Winger había dejado que los pobladores de la villa se hicieran cargo de las mandrágoras paralizadas por el señor Bollingen. De todas excepto de una, que era la que ahora estaban siguiendo.
El joven mago había aprendido mucho durante el incidente del anfiteatro. Por un lado, había constatado que con sus hechizos de fuego era capaz de enfrentarse a unas cinco mandrágoras a la vez. Por otra parte, todavía estaba el inconveniente del violín de Dinkens y su capacidad para controlar los movimientos de su oponente. Ahí era donde la participación del señor Bollingen se volvía imprescindible.
—Todavía quedan tres cuartos de tanque —informó el inventor sopesando el tanque de su artefacto metálico—, pero no creo que alcance para rociar a todos esos monstruos.

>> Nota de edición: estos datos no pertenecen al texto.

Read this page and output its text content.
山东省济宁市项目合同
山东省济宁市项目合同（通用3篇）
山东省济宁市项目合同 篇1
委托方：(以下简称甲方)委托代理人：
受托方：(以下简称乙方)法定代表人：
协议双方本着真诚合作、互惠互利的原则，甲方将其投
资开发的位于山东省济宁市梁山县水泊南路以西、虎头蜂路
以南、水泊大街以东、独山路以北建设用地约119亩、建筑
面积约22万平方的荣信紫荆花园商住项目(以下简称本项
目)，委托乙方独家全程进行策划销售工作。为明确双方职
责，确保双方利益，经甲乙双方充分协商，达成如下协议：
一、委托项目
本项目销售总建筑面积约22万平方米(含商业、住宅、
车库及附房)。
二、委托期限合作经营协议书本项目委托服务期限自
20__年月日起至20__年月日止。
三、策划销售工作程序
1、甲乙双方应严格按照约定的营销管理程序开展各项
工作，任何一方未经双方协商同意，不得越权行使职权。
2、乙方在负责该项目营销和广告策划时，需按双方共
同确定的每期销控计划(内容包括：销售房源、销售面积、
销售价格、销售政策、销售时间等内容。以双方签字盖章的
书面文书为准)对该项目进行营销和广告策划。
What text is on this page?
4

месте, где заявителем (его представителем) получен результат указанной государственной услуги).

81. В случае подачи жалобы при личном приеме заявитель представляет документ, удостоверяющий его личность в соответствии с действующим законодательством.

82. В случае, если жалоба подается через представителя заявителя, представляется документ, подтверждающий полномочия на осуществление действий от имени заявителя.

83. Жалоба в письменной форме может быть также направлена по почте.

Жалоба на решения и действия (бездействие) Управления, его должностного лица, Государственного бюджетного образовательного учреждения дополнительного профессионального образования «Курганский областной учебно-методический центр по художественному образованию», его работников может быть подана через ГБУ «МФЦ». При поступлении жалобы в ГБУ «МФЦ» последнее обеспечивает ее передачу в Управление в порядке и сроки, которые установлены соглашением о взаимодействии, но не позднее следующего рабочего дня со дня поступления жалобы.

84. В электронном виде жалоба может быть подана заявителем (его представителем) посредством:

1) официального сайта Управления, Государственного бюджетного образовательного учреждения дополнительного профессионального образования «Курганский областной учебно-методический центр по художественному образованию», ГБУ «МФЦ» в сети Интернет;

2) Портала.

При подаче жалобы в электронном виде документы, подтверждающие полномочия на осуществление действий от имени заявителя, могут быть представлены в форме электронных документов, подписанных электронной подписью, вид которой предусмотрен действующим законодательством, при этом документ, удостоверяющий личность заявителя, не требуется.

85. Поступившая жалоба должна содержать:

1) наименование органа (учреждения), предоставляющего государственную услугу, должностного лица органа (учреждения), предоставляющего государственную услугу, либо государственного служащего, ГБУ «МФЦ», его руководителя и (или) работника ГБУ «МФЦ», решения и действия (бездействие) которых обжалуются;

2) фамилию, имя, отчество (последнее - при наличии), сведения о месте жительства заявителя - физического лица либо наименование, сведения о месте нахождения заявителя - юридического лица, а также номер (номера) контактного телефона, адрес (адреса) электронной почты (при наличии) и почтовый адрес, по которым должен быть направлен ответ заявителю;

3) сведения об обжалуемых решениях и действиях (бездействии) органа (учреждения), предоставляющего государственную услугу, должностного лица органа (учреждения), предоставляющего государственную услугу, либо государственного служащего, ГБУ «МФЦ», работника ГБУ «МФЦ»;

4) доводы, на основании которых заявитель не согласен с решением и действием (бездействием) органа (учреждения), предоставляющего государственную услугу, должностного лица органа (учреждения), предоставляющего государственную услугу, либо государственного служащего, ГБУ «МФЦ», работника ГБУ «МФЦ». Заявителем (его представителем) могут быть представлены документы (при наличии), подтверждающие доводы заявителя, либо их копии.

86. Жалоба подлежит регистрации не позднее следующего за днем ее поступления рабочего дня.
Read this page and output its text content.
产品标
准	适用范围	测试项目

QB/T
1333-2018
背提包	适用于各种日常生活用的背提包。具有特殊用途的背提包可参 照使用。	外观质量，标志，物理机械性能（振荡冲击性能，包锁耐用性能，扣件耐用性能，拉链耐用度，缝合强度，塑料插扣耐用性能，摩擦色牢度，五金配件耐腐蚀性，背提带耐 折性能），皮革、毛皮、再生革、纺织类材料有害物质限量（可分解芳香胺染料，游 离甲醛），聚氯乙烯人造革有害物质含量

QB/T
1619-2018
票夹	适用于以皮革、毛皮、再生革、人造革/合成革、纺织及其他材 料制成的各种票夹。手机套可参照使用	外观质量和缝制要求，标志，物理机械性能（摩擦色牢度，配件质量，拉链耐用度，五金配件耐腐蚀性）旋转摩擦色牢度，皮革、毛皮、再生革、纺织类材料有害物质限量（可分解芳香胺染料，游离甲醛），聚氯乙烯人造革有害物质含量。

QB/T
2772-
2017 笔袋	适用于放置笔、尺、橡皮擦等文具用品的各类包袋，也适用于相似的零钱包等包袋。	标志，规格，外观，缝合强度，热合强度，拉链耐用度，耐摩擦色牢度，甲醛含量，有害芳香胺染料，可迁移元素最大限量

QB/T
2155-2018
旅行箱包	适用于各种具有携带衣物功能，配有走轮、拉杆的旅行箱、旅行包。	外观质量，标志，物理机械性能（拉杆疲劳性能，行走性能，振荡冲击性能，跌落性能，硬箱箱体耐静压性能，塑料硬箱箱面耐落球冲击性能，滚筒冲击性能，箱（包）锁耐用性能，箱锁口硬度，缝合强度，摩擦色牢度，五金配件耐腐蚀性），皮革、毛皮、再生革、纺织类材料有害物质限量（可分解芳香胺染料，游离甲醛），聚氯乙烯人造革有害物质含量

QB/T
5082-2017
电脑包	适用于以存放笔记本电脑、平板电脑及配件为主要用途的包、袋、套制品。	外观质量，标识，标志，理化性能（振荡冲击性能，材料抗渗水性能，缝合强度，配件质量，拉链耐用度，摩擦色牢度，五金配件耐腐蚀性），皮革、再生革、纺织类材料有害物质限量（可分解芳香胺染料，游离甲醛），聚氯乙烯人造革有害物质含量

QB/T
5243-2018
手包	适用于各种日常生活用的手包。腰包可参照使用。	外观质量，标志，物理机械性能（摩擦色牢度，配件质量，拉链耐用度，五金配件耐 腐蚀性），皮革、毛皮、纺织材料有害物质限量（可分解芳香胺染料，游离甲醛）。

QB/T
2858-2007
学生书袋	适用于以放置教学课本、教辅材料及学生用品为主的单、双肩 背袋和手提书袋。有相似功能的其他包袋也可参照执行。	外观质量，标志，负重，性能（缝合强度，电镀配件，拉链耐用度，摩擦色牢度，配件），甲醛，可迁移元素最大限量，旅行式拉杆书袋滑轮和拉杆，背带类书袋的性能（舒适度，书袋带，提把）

—No quiero que lo emplees sobre ellos, Bollingen —repuso Winger, confiado. Creía haber descubierto el secreto del violín de Dinkens.
La tarde avanzaba veloz, pero aún quedaban algunas horas antes del anochecer. Por lo visto aquellas criaturas eran pura fuerza física y poco cerebro, pues la mandrágora no se había percatado de sus perseguidores. La criatura fue introduciéndolos más y más en la arboleda hasta que se toparon con un arroyuelo. Siguieron por el camino de la ribera un corto trecho y llegaron a lo que parecía ser la entrada a una gruta subterránea. La mandrágora saltó a las aguas e ingresó por el agujero en la roca.
—Esa debe ser la guarida de Dinkens —razonó Winger.
—Pues yo no pienso meterme ahí adentro —se negó Bollingen rotundamente.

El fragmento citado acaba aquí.